Again, if I’m to believe what I read in the papers and infer from 
the taste of Taco Bell, the shift from an organic to an industrial 
food chain takes place in the second half of the twentieth 
century. The use of ammonium nitrate for fertilizer makes possible 
the production of immense quantities of hybrid corn processed into 
as many synthetic products (cranberry juice, whole-grain bread, 
toothpaste, aspirin) as a corporate marketing manager cares to 
germinate and name.

Family farms give way to factory farms drawing their energies from 
fossil fuels in place of sunlight (the metamorphosis of two pounds 
of corn into four ounces of hamburger at the rate of one gallon of 
diesel fuel per acre); the chemical wastes that flow south with 
the Mississippi River from Iowa’s cornfields form a dead zone in 
the Gulf of Mexico equal in size to the state of New Jersey. The 
environmental damage is the cost of doing business, which is so 
abundantly successful that it allows for the presence of maybe as 
many as two billion people everywhere in the world who might not 
otherwise have been fed.

The changes move into position within the frame of my own 
lifetime, but I didn’t take much notice of their coming or going. 

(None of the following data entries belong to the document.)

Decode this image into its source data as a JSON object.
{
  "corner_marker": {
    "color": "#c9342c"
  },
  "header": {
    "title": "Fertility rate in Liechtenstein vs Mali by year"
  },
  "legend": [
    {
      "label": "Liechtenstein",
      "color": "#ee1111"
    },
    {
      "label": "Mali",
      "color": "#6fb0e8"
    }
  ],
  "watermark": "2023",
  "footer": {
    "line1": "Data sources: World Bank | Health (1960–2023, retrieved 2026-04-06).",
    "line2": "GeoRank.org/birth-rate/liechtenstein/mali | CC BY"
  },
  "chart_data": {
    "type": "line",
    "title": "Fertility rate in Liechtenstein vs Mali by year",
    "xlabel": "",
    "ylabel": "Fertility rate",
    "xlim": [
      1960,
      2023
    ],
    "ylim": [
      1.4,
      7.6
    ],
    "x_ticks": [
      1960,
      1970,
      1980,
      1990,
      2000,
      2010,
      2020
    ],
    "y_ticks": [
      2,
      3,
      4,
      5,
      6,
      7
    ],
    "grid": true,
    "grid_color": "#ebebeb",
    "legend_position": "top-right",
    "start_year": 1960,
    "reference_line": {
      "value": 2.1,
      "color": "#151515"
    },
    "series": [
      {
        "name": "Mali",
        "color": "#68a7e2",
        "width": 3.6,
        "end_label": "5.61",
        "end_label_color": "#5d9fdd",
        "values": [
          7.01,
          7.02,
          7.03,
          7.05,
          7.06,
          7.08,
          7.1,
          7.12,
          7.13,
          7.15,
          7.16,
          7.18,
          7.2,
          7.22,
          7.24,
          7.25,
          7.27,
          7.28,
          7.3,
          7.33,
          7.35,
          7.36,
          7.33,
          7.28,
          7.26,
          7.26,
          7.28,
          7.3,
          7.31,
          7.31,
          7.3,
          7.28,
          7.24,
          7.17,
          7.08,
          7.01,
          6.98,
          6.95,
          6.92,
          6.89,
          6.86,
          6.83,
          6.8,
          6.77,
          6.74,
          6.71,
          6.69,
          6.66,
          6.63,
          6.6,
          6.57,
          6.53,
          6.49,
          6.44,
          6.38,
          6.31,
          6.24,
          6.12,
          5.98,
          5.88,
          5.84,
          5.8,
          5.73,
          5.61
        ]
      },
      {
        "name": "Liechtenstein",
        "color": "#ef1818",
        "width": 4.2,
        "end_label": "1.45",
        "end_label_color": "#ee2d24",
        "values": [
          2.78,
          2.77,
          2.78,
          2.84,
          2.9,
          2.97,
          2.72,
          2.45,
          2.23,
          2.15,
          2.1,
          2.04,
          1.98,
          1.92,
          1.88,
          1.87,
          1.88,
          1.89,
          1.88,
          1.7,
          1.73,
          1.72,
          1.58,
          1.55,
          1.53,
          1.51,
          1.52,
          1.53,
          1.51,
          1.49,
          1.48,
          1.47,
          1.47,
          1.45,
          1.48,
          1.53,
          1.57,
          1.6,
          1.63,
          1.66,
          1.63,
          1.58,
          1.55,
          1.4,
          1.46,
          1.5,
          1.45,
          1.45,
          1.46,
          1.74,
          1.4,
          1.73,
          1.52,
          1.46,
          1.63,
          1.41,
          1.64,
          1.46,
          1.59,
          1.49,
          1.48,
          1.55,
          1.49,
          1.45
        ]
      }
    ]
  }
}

In the vicinity of my childhood I have no recollection of such a 
thing as a supermarket; the greengrocer sold the fruit and the 
vegetables, the butcher supplied the pot roast and sometimes the 
steak. As a reporter for a San Francisco newspaper in the 1950s, I 
was often in the San Joaquin Valley to admire the apricots or 
praise the walnuts, but I don’t remember meeting any farmers who 
believed themselves resident in paradise.